Он опустился на асфальт, прислонился к кузову «жигуля» и расшнуровал туфли, а потом снял носок с левой ноги и потрогал пальцы руками.

— Ничего, — удовлетворенно проговорил он. — Теплые.

— То, что ты сейчас описал, — сказал Репин, — я читал в книге о йоге Рамачараке. Раскрытие какой-то там чакры. Очень похоже.

Даниил натянул носок, надел и аккуратно зашнуровал туфли, но подниматься не стал, так и сидел, поджав ноги.

— Что это было? — ни к кому конкретно не обращаясь, спросил Антон.

— Ты видел? — обернулся к нему Репин. — Хотел бы я знать, что стало причиной! Ясно, что не процессы в мозгу Даниила Сергеевича Вязникова. В его организме просто нет столько электричества.

— Как жить? — с неожиданной тоской в голосе сказал Вязников. — Как жить дальше?

— Антон тебе все прекрасно объяснит, — хмыкнул Илья. — Давайте действительно поедем, а то становится темно.

Антон сел за руль, посмотрел в зеркальце: Даниил привалился к спинке в углу сидения, Илья — у противоположной дверцы.

— Какой пакости теперь прикажете ждать? — спросил он. — Ямы на дороге?

Репин с Вязниковом переглянулись.

— Может, и ямы, — тихо проговорил Даниил. — А может, вспыхнет в небе звезда ярче Солнца, и жизнь на Земле прекратится в один миг, потому что изольются лучи смертные…

— Даня, — сказал Репин. — Возьми себя в руки. Пожалуйста. Антон все еще не понимает смысла твоей теоремы.

— Вы… Ты думаешь, что нужно объяснить? Так, чтобы понял?

Илья встретил в зеркальце взгляд Антона и сказал твердо:

— Ни в коем случае.

— Тогда поехали, — Вязников отвернулся к окну, за которым уже опустился быстрый вечер: в фиолетовом небе зажглись первые звезды, закат за лесом был багровым, завтра, похоже, ожидался ветренный день. У Даниила крепло ощущение, что все происходившее вокруг — в последний раз. И вечер этот, и дорога, и тихий напряженный разговор, и крик птицы, неожиданно взлетевшей из кустарника, и ослепляющий свет фар встречных машин, и красные огоньки машин, мчавшихся в сторону Москвы, и еще что-то, чего он не мог определить, потому что не думал об этом. Все было в последний раз, потому что…

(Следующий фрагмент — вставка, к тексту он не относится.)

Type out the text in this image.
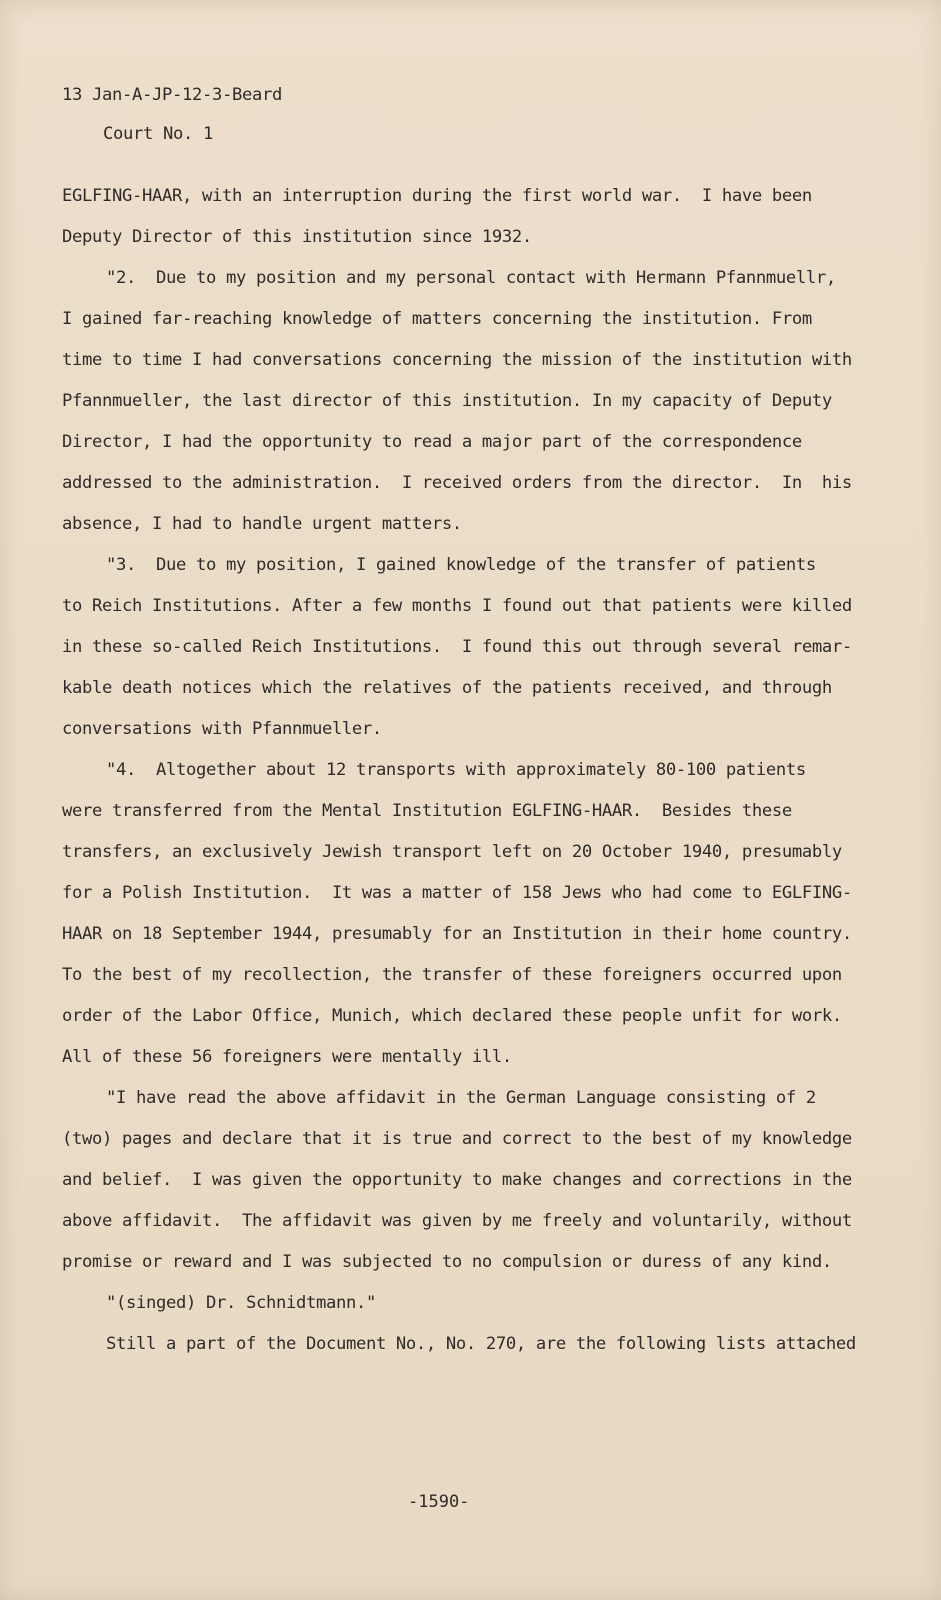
13 Jan-A-JP-12-3-Beard
Court No. 1
EGLFING-HAAR, with an interruption during the first world war.  I have been
Deputy Director of this institution since 1932.
"2.  Due to my position and my personal contact with Hermann Pfannmuellr,
I gained far-reaching knowledge of matters concerning the institution. From
time to time I had conversations concerning the mission of the institution with
Pfannmueller, the last director of this institution. In my capacity of Deputy
Director, I had the opportunity to read a major part of the correspondence
addressed to the administration.  I received orders from the director.  In  his
absence, I had to handle urgent matters.
"3.  Due to my position, I gained knowledge of the transfer of patients
to Reich Institutions. After a few months I found out that patients were killed
in these so-called Reich Institutions.  I found this out through several remar-
kable death notices which the relatives of the patients received, and through
conversations with Pfannmueller.
"4.  Altogether about 12 transports with approximately 80-100 patients
were transferred from the Mental Institution EGLFING-HAAR.  Besides these
transfers, an exclusively Jewish transport left on 20 October 1940, presumably
for a Polish Institution.  It was a matter of 158 Jews who had come to EGLFING-
HAAR on 18 September 1944, presumably for an Institution in their home country.
To the best of my recollection, the transfer of these foreigners occurred upon
order of the Labor Office, Munich, which declared these people unfit for work.
All of these 56 foreigners were mentally ill.
"I have read the above affidavit in the German Language consisting of 2
(two) pages and declare that it is true and correct to the best of my knowledge
and belief.  I was given the opportunity to make changes and corrections in the
above affidavit.  The affidavit was given by me freely and voluntarily, without
promise or reward and I was subjected to no compulsion or duress of any kind.
"(singed) Dr. Schnidtmann."
Still a part of the Document No., No. 270, are the following lists attached
-1590-
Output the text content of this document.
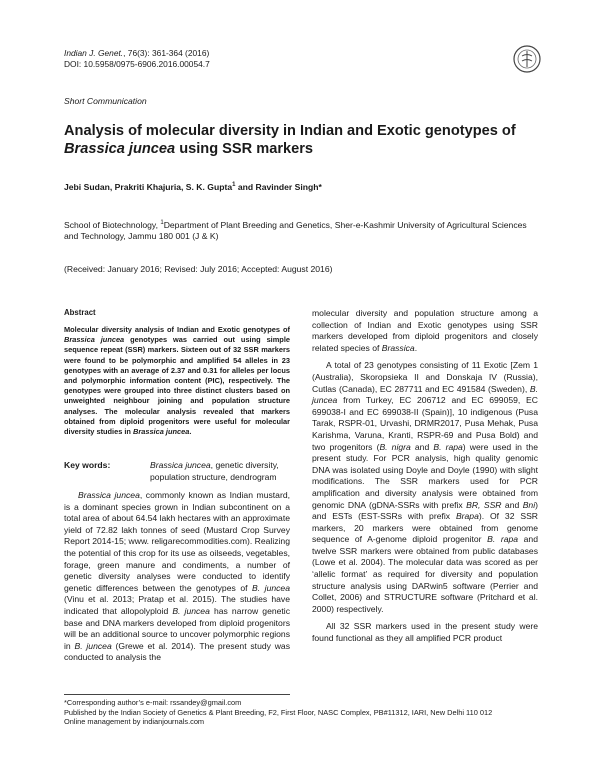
Indian J. Genet., 76(3): 361-364 (2016)
DOI: 10.5958/0975-6906.2016.00054.7
Short Communication
Analysis of molecular diversity in Indian and Exotic genotypes of
Brassica juncea using SSR markers
Jebi Sudan, Prakriti Khajuria, S. K. Gupta$^1$ and Ravinder Singh*
School of Biotechnology, $^1$Department of Plant Breeding and Genetics, Sher-e-Kashmir University of Agricultural Sciences and Technology, Jammu 180 001 (J & K)
(Received: January 2016; Revised: July 2016; Accepted: August 2016)
Abstract
Molecular diversity analysis of Indian and Exotic genotypes of Brassica juncea genotypes was carried out using simple sequence repeat (SSR) markers. Sixteen out of 32 SSR markers were found to be polymorphic and amplified 54 alleles in 23 genotypes with an average of 2.37 and 0.31 for alleles per locus and polymorphic information content (PIC), respectively. The genotypes were grouped into three distinct clusters based on unweighted neighbour joining and population structure analyses. The molecular analysis revealed that markers obtained from diploid progenitors were useful for molecular diversity studies in Brassica juncea.
Key words:	Brassica juncea, genetic diversity, population structure, dendrogram

Brassica juncea, commonly known as Indian mustard, is a dominant species grown in Indian subcontinent on a total area of about 64.54 lakh hectares with an approximate yield of 72.82 lakh tonnes of seed (Mustard Crop Survey Report 2014-15; www. religarecommodities.com). Realizing the potential of this crop for its use as oilseeds, vegetables, forage, green manure and condiments, a number of genetic diversity analyses were conducted to identify genetic differences between the genotypes of B. juncea (Vinu et al. 2013; Pratap et al. 2015). The studies have indicated that allopolyploid B. juncea has narrow genetic base and DNA markers developed from diploid progenitors will be an additional source to uncover polymorphic regions in B. juncea (Grewe et al. 2014). The present study was conducted to analysis the

molecular diversity and population structure among a collection of Indian and Exotic genotypes using SSR markers developed from diploid progenitors and closely related species of Brassica.

A total of 23 genotypes consisting of 11 Exotic [Zem 1 (Australia), Skoropsiekа II and Donskaja IV (Russia), Cutlas (Canada), EC 287711 and EC 491584 (Sweden), B. juncea from Turkey, EC 206712 and EC 699059, EC 699038-I and EC 699038-II (Spain)], 10 indigenous (Pusa Tarak, RSPR-01, Urvashi, DRMR2017, Pusa Mehak, Pusa Karishma, Varuna, Kranti, RSPR-69 and Pusa Bold) and two progenitors (B. nigra and B. rapa) were used in the present study. For PCR analysis, high quality genomic DNA was isolated using Doyle and Doyle (1990) with slight modifications. The SSR markers used for PCR amplification and diversity analysis were obtained from genomic DNA (gDNA-SSRs with prefix BR, SSR and Bni) and ESTs (EST-SSRs with prefix Brapa). Of 32 SSR markers, 20 markers were obtained from genome sequence of A-genome diploid progenitor B. rapa and twelve SSR markers were obtained from public databases (Lowe et al. 2004). The molecular data was scored as per ‘allelic format’ as required for diversity and population structure analysis using DARwin5 software (Perrier and Collet, 2006) and STRUCTURE software (Pritchard et al. 2000) respectively.

All 32 SSR markers used in the present study were found functional as they all amplified PCR product

*Corresponding author’s e-mail: rssandey@gmail.com
Published by the Indian Society of Genetics & Plant Breeding, F2, First Floor, NASC Complex, PB#11312, IARI, New Delhi 110 012
Online management by indianjournals.com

— Что бы я ни говорил прежде, — тихо произнес Даниил, — все равно правда остается: Володю убил я. Больше просто некому.

— Если уж быть точным, — пошевелился невидимый уже в полумраке Илья, — то Митрохина убил Тихомиров, когда решил спалить старые журналы.

— Я, — громко и твердо сказал Даниил, будто точку поставил.

— Можно считать ваши слова официальным признанием? — поинтересовался Антон.

— Можно, — сказал Вязников. — Если признание — царица доказательств, считайте дело законченным.

— Антон, — предостерегающе произнес Илья, — не слушай ты его, ради Бога. И поехали, наконец. Сколько можно стоять на месте?

Антон включил зажигание и вывел машину в правый ряд. Минут через десять проехали пост ГИБДД, зарево огней большого города осветило полнеба, притушив звезды, Антон свернул с магистрального шоссе, и за все это время никто не проронил ни слова. Когда подъехали к дому, Антон сказал:

— Что мне делать с вашим признанием? Что я напишу в деле? О теореме Вязникова, в которой ничего не понял?

Даниил промолчал, Илья хмыкнул. Наверх почему-то поднялись по лестнице, никто даже не подумал остановиться у шахты лифта. Женщины сидели на кухне и, похоже, без мужей чувствовали себя вполне комфортно.

— Ну, вы даете! — заявила Света. — Где вас носило три с половиной часа? Антон, почему ты не взял мобильник?

— Вы тут зря времени не теряли, — улыбнулся Антон. — Нам-то хоть коньяк оставили?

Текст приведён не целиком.